What if he were invited to speak to a convention of a central Arab-American organization and announced, ”I worry very much, [about] the presence, and increased stature, and affluence, and enfranchisement of American Jews”? Well, that’s what Daniel Pipes said to the American Jewish Committee in 2002, though, of course, he was speaking about Arabs, not Jews.

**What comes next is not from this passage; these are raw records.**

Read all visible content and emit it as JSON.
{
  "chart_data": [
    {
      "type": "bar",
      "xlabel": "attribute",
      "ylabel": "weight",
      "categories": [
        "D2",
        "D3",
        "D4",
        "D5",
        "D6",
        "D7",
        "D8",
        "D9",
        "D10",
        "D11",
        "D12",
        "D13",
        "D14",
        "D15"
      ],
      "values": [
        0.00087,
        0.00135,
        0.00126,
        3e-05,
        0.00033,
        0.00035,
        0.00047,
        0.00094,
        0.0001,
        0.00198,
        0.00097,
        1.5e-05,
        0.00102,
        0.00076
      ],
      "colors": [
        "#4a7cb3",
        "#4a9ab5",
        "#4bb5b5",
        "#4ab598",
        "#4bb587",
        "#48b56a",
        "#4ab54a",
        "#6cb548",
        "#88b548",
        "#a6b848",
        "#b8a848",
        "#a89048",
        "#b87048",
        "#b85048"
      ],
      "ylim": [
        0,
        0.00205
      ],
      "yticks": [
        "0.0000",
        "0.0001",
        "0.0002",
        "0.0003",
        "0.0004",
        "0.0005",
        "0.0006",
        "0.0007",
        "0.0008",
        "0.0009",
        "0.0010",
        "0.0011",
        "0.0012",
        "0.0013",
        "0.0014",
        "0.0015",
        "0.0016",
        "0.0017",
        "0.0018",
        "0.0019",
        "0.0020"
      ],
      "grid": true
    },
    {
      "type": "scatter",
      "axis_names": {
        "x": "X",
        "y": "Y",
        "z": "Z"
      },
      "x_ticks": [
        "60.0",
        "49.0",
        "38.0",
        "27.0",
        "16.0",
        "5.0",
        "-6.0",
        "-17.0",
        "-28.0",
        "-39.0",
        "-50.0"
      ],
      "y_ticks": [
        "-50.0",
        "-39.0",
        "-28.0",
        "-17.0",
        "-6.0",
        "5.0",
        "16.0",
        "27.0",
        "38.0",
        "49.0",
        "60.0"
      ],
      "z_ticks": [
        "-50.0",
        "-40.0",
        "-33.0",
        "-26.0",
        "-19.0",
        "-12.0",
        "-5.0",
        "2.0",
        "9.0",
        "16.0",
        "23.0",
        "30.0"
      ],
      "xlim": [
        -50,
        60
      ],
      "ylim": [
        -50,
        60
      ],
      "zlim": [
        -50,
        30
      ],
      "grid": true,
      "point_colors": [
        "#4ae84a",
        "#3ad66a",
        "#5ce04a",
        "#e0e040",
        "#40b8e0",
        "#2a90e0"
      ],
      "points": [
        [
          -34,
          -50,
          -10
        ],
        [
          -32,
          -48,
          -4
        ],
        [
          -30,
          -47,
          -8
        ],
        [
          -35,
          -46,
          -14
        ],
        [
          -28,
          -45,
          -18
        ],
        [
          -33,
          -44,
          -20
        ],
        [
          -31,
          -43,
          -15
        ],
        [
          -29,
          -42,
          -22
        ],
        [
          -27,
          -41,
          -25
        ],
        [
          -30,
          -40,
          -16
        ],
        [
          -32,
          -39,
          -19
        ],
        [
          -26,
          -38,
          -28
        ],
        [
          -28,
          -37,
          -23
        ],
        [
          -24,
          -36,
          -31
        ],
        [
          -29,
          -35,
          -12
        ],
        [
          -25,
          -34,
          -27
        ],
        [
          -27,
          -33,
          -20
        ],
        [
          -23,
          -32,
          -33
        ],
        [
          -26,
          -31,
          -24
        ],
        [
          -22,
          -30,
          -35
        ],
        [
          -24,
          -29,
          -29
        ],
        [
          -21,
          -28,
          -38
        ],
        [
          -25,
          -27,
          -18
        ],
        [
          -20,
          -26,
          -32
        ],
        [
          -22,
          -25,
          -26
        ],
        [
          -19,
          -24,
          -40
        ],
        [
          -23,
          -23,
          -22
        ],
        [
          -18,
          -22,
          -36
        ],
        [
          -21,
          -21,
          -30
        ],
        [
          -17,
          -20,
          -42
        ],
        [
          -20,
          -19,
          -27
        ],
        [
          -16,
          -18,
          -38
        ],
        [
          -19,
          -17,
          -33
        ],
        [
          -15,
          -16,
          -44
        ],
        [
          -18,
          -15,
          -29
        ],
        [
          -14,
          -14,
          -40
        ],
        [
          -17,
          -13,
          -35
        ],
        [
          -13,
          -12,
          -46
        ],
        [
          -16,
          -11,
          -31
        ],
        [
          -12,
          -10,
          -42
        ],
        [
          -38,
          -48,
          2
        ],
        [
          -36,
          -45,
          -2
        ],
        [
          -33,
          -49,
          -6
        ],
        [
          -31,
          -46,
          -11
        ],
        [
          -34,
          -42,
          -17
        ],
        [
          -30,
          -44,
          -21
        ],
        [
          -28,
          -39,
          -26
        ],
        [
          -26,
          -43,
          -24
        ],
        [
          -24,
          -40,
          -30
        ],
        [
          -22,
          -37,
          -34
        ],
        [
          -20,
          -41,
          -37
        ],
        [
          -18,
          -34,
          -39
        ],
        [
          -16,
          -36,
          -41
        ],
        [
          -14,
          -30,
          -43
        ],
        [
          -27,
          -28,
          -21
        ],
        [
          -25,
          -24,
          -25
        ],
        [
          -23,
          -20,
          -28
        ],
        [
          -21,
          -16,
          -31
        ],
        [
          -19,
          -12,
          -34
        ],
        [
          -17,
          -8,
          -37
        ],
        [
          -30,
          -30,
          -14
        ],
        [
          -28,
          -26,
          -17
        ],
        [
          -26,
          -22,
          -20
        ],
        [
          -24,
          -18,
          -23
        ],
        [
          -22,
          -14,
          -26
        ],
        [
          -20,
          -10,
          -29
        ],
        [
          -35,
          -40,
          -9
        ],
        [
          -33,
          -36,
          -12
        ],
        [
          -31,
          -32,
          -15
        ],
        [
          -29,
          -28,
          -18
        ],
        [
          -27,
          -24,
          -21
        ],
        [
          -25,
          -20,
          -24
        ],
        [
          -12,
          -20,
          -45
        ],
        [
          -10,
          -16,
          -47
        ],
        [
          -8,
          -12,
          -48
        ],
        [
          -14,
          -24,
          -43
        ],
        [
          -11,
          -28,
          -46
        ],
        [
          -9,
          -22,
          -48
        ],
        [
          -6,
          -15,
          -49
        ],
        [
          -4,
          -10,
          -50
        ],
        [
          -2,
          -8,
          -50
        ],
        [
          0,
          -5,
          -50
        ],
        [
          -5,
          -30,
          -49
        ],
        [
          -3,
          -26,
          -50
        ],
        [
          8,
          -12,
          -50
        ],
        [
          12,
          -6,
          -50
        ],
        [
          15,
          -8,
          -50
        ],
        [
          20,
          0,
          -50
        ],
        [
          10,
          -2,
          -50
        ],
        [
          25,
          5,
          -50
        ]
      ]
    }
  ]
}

Personally, I think all American Jews ought to be shamed by comments like those and shamed, as well, by the generalized silence in the organized Jewish community toward those who purposely generate hatred toward Muslims and Arabs of all stripes. But I also think it’s long past time that everyone recognize what a profound disadvantage these people are in when it comes to America’s media debate. There is literally no one on the other side of this issue in a respected news source who comes close to matching the bile of a Rubin, a Peretz, a Pipes and many, many others. Almost no mainstream pundits sympathize with the Palestinian position at all. Of course, to point this out — while at the same time noticing that a great many pundits in the media happen to be Jewish and darn few are Muslim — is to invite charges of anti-Semitism and/or Jewish self-hatred. If you ask me, allowing the haters to rant and rave as they do without allowing any dissident voices into our debate does far more damage to both the cause of Israel and the honor of American Jews.
Eric Alterman is a CUNY Distinguished Professor of English and Journalism at Brooklyn College and also writes a column for The Nation.